Happy May,

      I have been outside all morning tending my chickens in our beautiful spring weather, and thinking about my May hedge a gram. From time to time people will ask me how I get ideas for my books. My hedge a gram, which is a diary of sorts, tells about my interest in children's book making, and this month I thought I'd talk about getting ideas, especially since I am creating the dummy for my new book, THE SNOWY NAP.
     There are certain emotions or feeling that are in the category of  "I love this about the world".  That was what I was thinking as walked into the backyard to our compost heap. There are all these spring flowers that just bloom for a few weeks. It is as though they just suddenly appear in all their glory. First we had Bloodroot. It sounds scary, but it's a beautiful star shaped white flower. If you break a stem, though, the sap is bright red. Nearby are Dutchmen's Breeches, another wildflower. This one's stem looks like a laundry line of teeny little white pants. Because it's been a cool and wet spring there are violets everywhere. The color is so striking that there is even a crayon named after it. We have blue-purple ones and white with purple accents where the petals join so it makes a little face. There are many more that will last only a few weeks until next spring. I love these flowers so much I put them in my books that are set in New England, MOTHERS DAY MICE, by Eve Bunting (illustrated by me), THE EASTER EGG, and GOLDILOCKS. So if you ever have that feeling of excitement over the beauty or uniqueness of something, maybe you should put it in a story or painting.
     I am working on the dummy of THE SNOWY NAP. Knowing that this book was ahead of me last winter I took photographs, collected pictures and tried to fix in my memory some of the beautiful snowy scenes in our backyard. The setting for my story is Denmark, where I visited to get ideas for THE HAT in 1997. I still have all the photographs that I took at our Inn in Funen.  The inn is the color of whitewash made orange by dropping rusty nails in the paint. This was done in the olden days to give variations of color. The Inn also had a thatched roof   and "Pleached" trees lining the entrance.  Pleached trees are pruned in such a way that they look like spikey lollipops. I chose Denmark because Hedgehogs live there. At the time I wrote THE HAT we had our own hedgehog, Buffy. I have a lot of photos of her. The model for Lisa was my daughter, Lia. I used old photos of her. For this book I will use her daughter Torynn who looks like she did, although she also looks like her father. I am sending away for an old fashioned dress like the ones I saw in old photos in Denmark. In one of the museums we visited, there were displays of traditional clothing, and one item was a knitted nine- colored hat. After the book came out, a talented artisan knitted one just like the one in the book, and sent it to me as a present. Now all these years later, I can bring it with me to my granddaughter's house so I can photograph her, and see how it looks.

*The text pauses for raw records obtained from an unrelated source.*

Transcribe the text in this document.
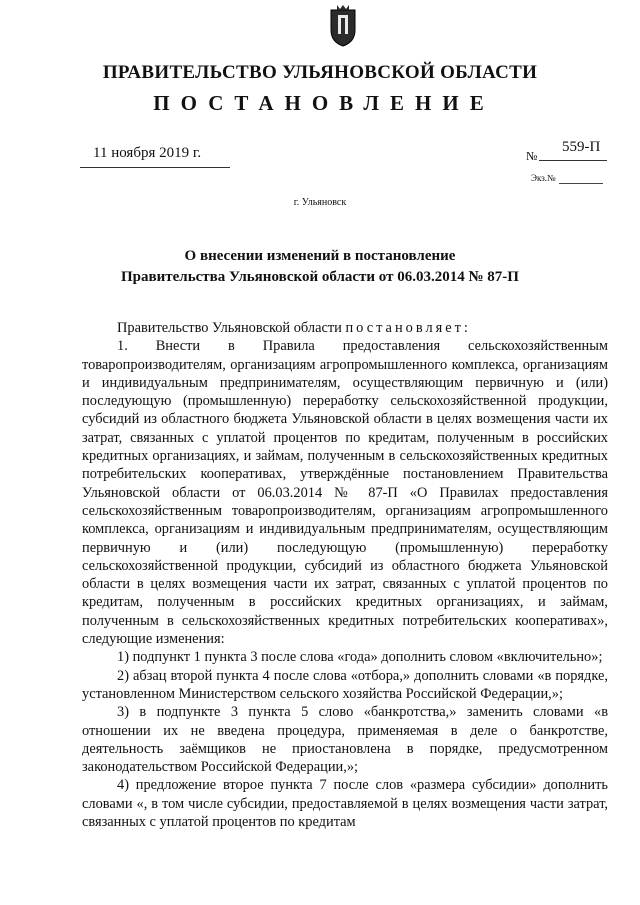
ПРАВИТЕЛЬСТВО УЛЬЯНОВСКОЙ ОБЛАСТИ
ПОСТАНОВЛЕНИЕ
11 ноября 2019 г.	№
559-П
Экз.№
г. Ульяновск
О внесении изменений в постановление
Правительства Ульяновской области от 06.03.2014 № 87-П

Правительство Ульяновской области постановляет:

1. Внести в Правила предоставления сельскохозяйственным товаропроизводителям, организациям агропромышленного комплекса, организациям и индивидуальным предпринимателям, осуществляющим первичную и (или) последующую (промышленную) переработку сельскохозяйственной продукции, субсидий из областного бюджета Ульяновской области в целях возмещения части их затрат, связанных с уплатой процентов по кредитам, полученным в российских кредитных организациях, и займам, полученным в сельскохозяйственных кредитных потребительских кооперативах, утверждённые постановлением Правительства Ульяновской области от 06.03.2014 № 87-П «О Правилах предоставления сельскохозяйственным товаропроизводителям, организациям агропромышленного комплекса, организациям и индивидуальным предпринимателям, осуществляющим первичную и (или) последующую (промышленную) переработку сельскохозяйственной продукции, субсидий из областного бюджета Ульяновской области в целях возмещения части их затрат, связанных с уплатой процентов по кредитам, полученным в российских кредитных организациях, и займам, полученным в сельскохозяйственных кредитных потребительских кооперативах», следующие изменения:

1) подпункт 1 пункта 3 после слова «года» дополнить словом «включительно»;

2) абзац второй пункта 4 после слова «отбора,» дополнить словами «в порядке, установленном Министерством сельского хозяйства Российской Федерации,»;

3) в подпункте 3 пункта 5 слово «банкротства,» заменить словами «в отношении их не введена процедура, применяемая в деле о банкротстве, деятельность заёмщиков не приостановлена в порядке, предусмотренном законодательством Российской Федерации,»;

4) предложение второе пункта 7 после слов «размера субсидии» дополнить словами «, в том числе субсидии, предоставляемой в целях возмещения части затрат, связанных с уплатой процентов по кредитам
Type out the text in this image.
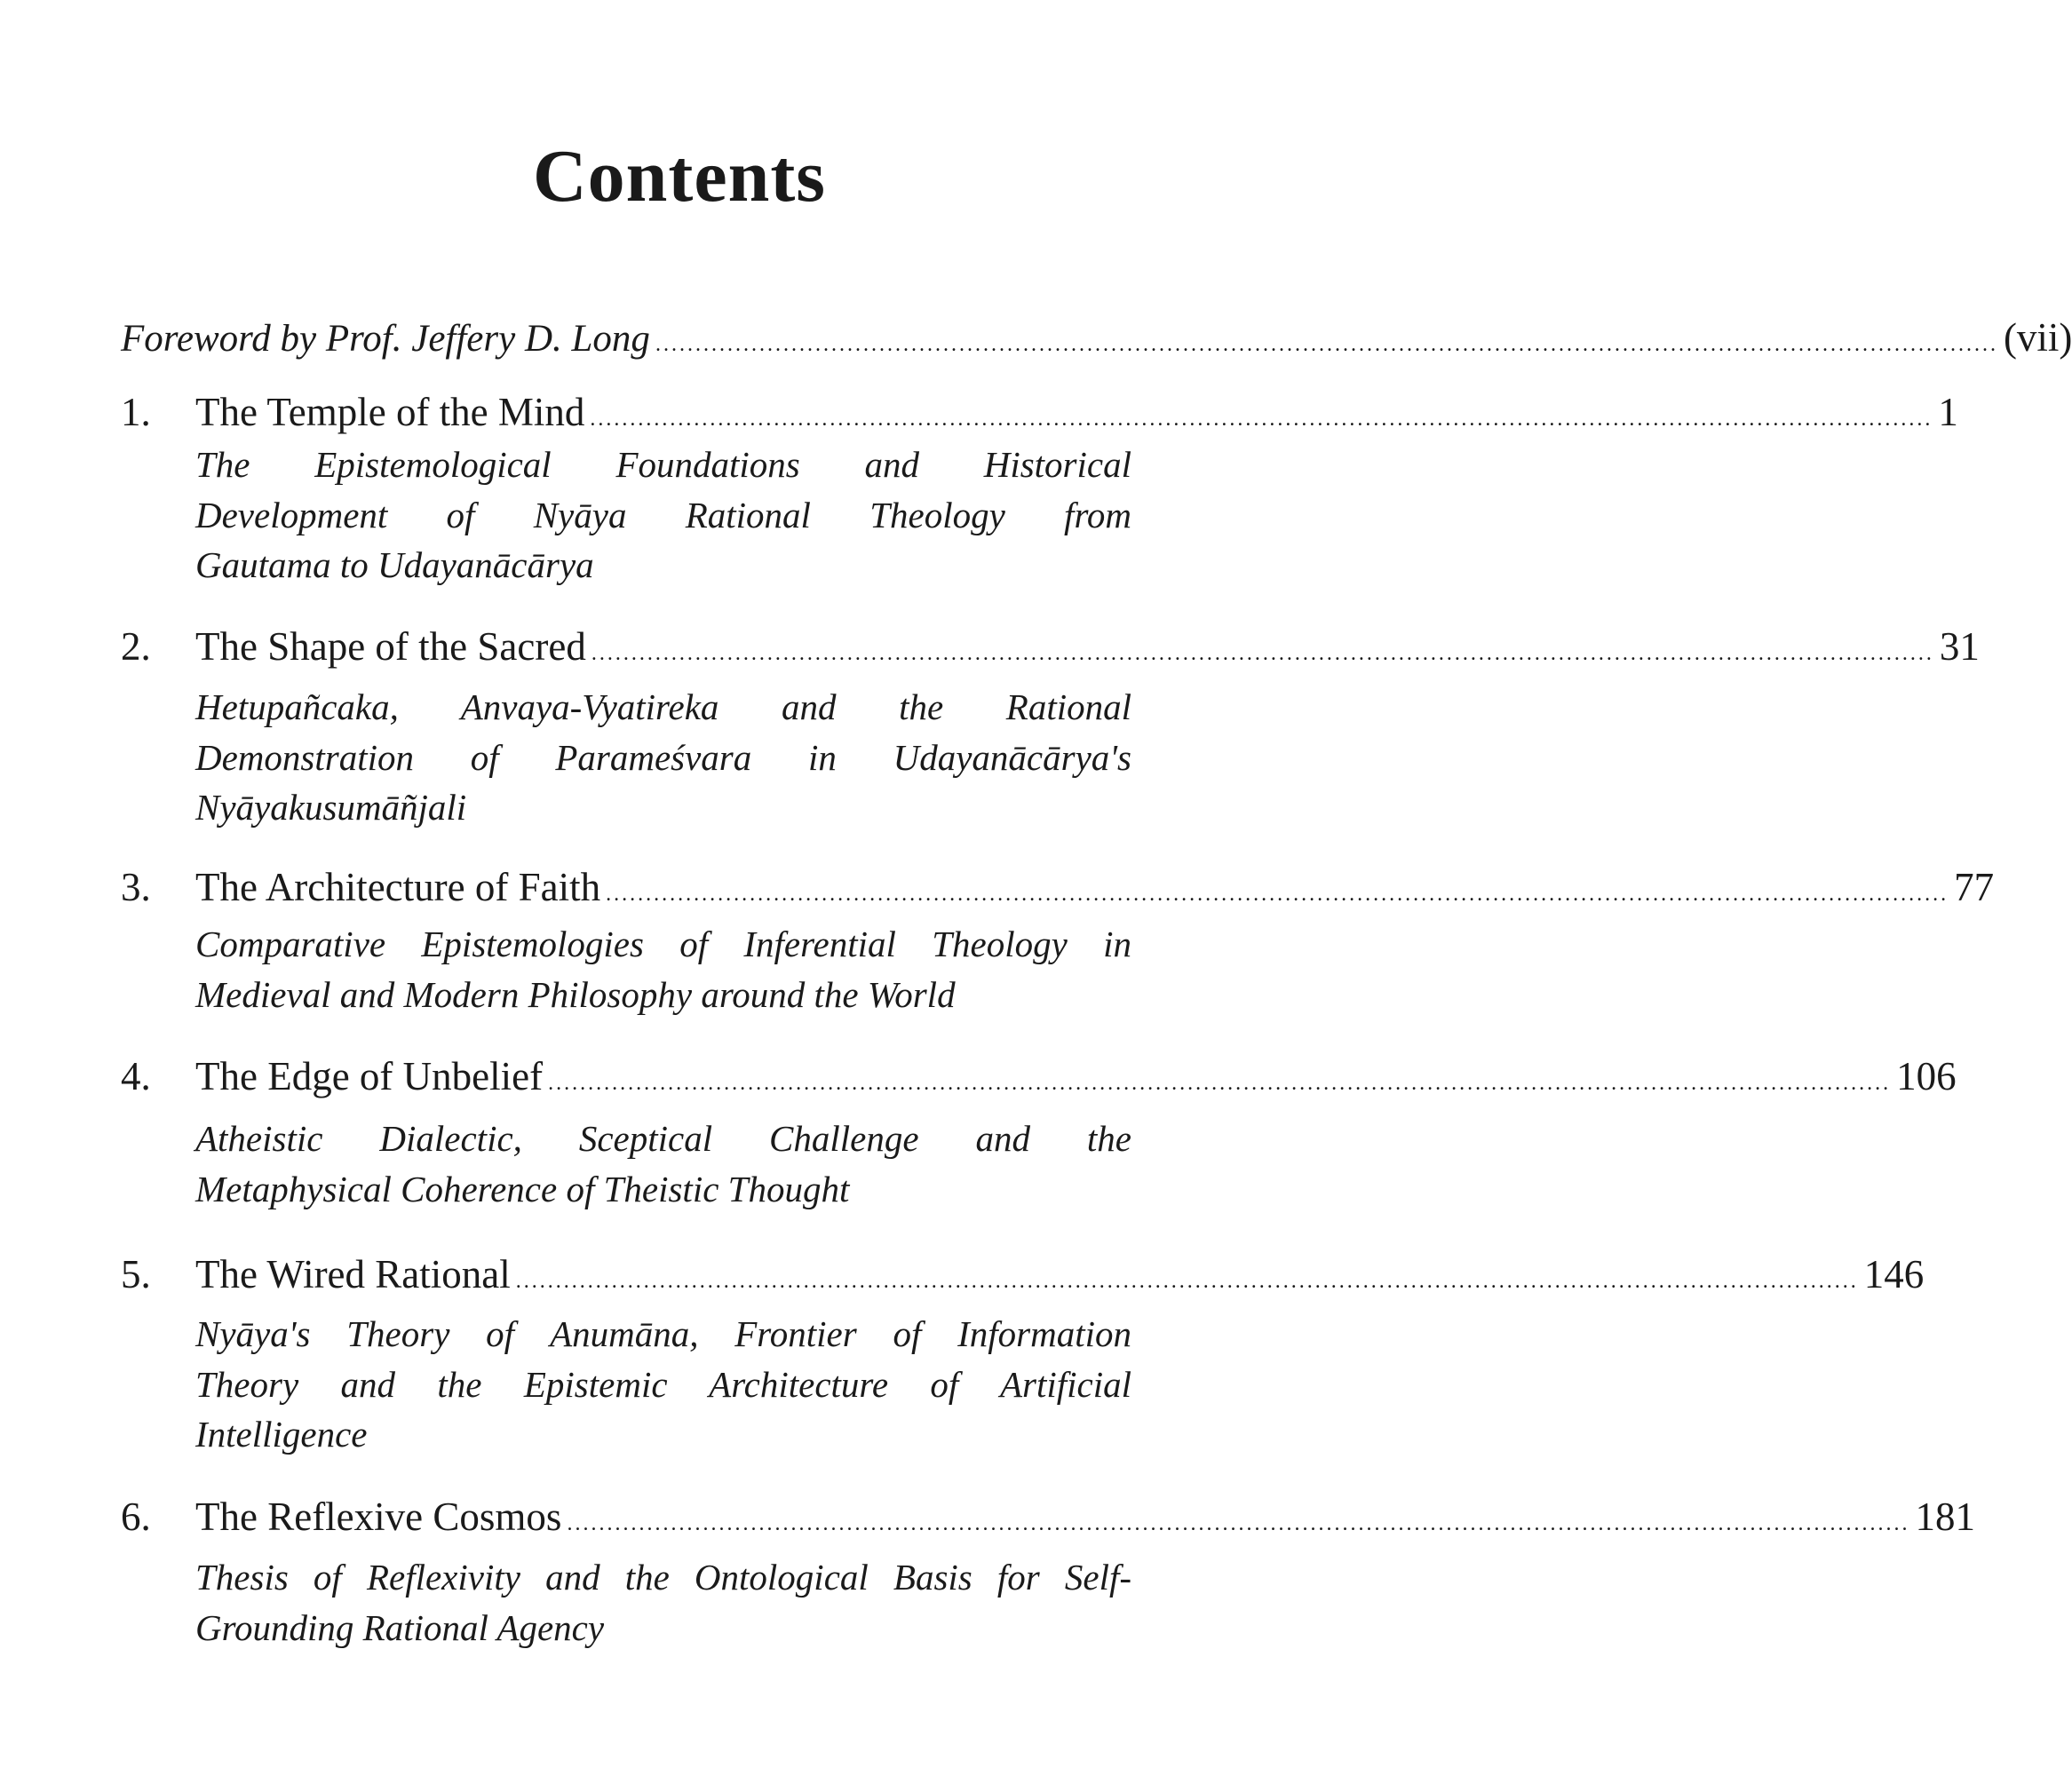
Contents
Foreword by Prof. Jeffery D. Long ........................................................................................................................................................................ (vii)
1.	The Temple of the Mind ........................................................................................................................................................................ 1
The Epistemological Foundations and Historical
Development of Nyāya Rational Theology from
Gautama to Udayanācārya
2.	The Shape of the Sacred ........................................................................................................................................................................ 31
Hetupañcaka, Anvaya-Vyatireka and the Rational
Demonstration of Parameśvara in Udayanācārya's
Nyāyakusumāñjali
3.	The Architecture of Faith ........................................................................................................................................................................ 77
Comparative Epistemologies of Inferential Theology in
Medieval and Modern Philosophy around the World
4.	The Edge of Unbelief ........................................................................................................................................................................ 106
Atheistic Dialectic, Sceptical Challenge and the
Metaphysical Coherence of Theistic Thought
5.	The Wired Rational ........................................................................................................................................................................ 146
Nyāya's Theory of Anumāna, Frontier of Information
Theory and the Epistemic Architecture of Artificial
Intelligence
6.	The Reflexive Cosmos ........................................................................................................................................................................ 181
Thesis of Reflexivity and the Ontological Basis for Self-
Grounding Rational Agency
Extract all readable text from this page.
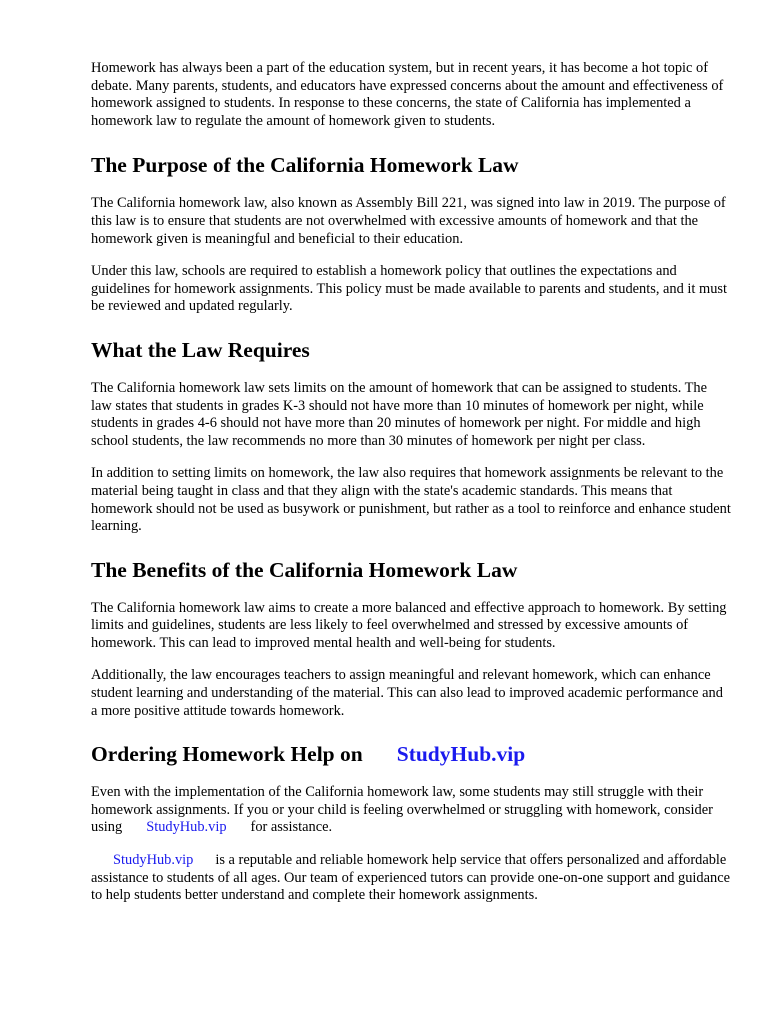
Homework has always been a part of the education system, but in recent years, it has become a hot topic of debate. Many parents, students, and educators have expressed concerns about the amount and effectiveness of homework assigned to students. In response to these concerns, the state of California has implemented a homework law to regulate the amount of homework given to students.

The Purpose of the California Homework Law

The California homework law, also known as Assembly Bill 221, was signed into law in 2019. The purpose of this law is to ensure that students are not overwhelmed with excessive amounts of homework and that the homework given is meaningful and beneficial to their education.

Under this law, schools are required to establish a homework policy that outlines the expectations and guidelines for homework assignments. This policy must be made available to parents and students, and it must be reviewed and updated regularly.

What the Law Requires

The California homework law sets limits on the amount of homework that can be assigned to students. The law states that students in grades K-3 should not have more than 10 minutes of homework per night, while students in grades 4-6 should not have more than 20 minutes of homework per night. For middle and high school students, the law recommends no more than 30 minutes of homework per night per class.

In addition to setting limits on homework, the law also requires that homework assignments be relevant to the material being taught in class and that they align with the state's academic standards. This means that homework should not be used as busywork or punishment, but rather as a tool to reinforce and enhance student learning.

The Benefits of the California Homework Law

The California homework law aims to create a more balanced and effective approach to homework. By setting limits and guidelines, students are less likely to feel overwhelmed and stressed by excessive amounts of homework. This can lead to improved mental health and well-being for students.

Additionally, the law encourages teachers to assign meaningful and relevant homework, which can enhance student learning and understanding of the material. This can also lead to improved academic performance and a more positive attitude towards homework.

Ordering Homework Help on StudyHub.vip

Even with the implementation of the California homework law, some students may still struggle with their homework assignments. If you or your child is feeling overwhelmed or struggling with homework, consider using StudyHub.vip for assistance.

StudyHub.vip is a reputable and reliable homework help service that offers personalized and affordable assistance to students of all ages. Our team of experienced tutors can provide one-on-one support and guidance to help students better understand and complete their homework assignments.
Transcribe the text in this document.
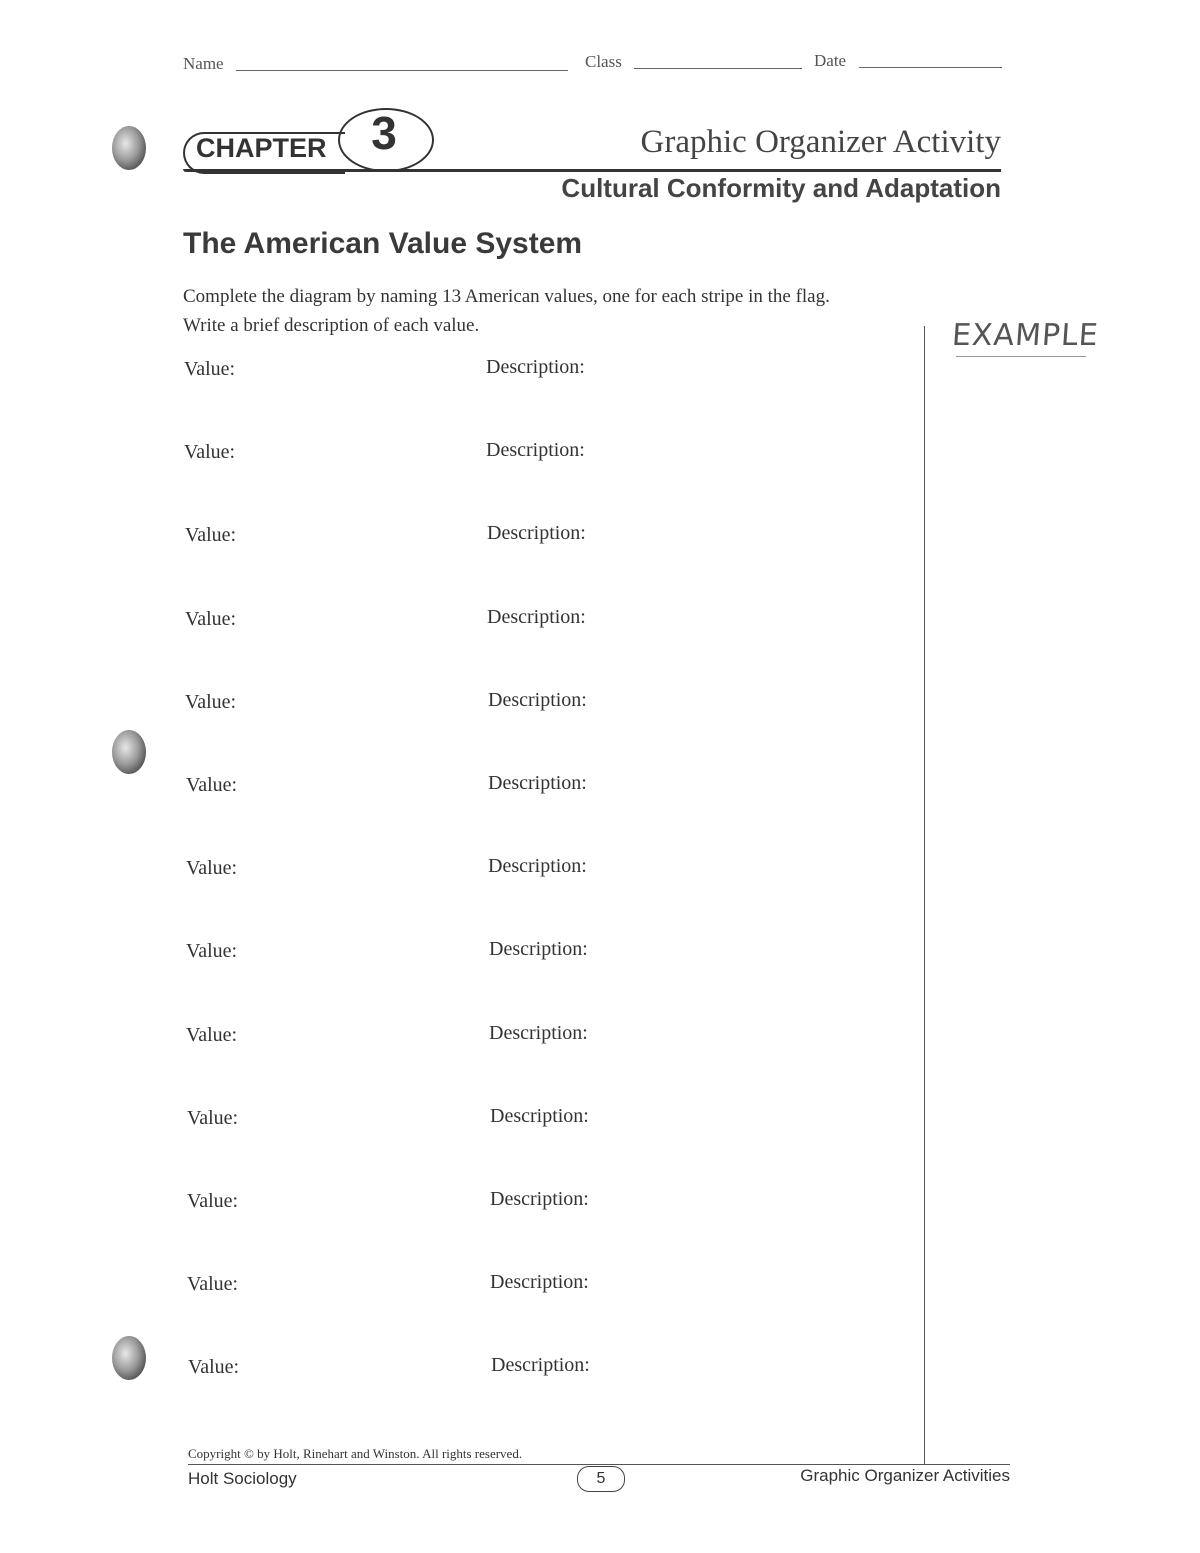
Name	Class	Date
CHAPTER 3	Graphic Organizer Activity
Cultural Conformity and Adaptation
The American Value System
Complete the diagram by naming 13 American values, one for each stripe in the flag.
Write a brief description of each value.	EXAMPLE
Value:	Description:
Value:	Description:
Value:	Description:
Value:	Description:
Value:	Description:
Value:	Description:
Value:	Description:
Value:	Description:
Value:	Description:
Value:	Description:
Value:	Description:
Value:	Description:
Value:	Description:
Copyright © by Holt, Rinehart and Winston. All rights reserved.
Holt Sociology	5	Graphic Organizer Activities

     I am a little stymied about the borders in my books. I want them to look like knitting. The northern isles such as Shetland, Scandinavian counties, and baltic countries all have beautiful intricate patterns in their knitted garments. Denmark, even though it is close by is known for striped patterns, or designs worked in texture. The purl and knit stitches create the pattern. I have to decide if I should be totally authentic, or add some of the gorgeous Baltic circle patterns. I still have a little research to do.
     Getting back to where ideas come from, I went back to childhood memories for the humorous twist at the end of my story. All through THE SNOWY NAP, various farm animals look through the windows of Lisa's house at Hedgie, a wild animal saved from being frozen by Lisa. When she puts the recovered Hedgie back in his borrow outside, she leaves the door ajar and the animals quickly move into the house. They have been watching Hedgie's luxurious time in Lisa's house and liked the idea for themselves. When I was little we had lots of animals and I have to admit a few did come in the house. Once my sister's pony "Stuart Little" came in the kitchen. And I think our donkey," Eeyore" did too, and Delly my Red hen made a few visits. We had a big sailboat that we slept on for two week trips. One of the trips coincided with our cat "Madame's" new litter of kittens. We secretly stashed "Madame" and her tiny babies in a duffle bag and she wasn't discovered by my parents until we had left our home port far behind. I can still hear my Dad, who was worried that animals were taking over our domiciles, blustering "animals do not belong in the house! Or boat"   When I wrote my story those memories popped up.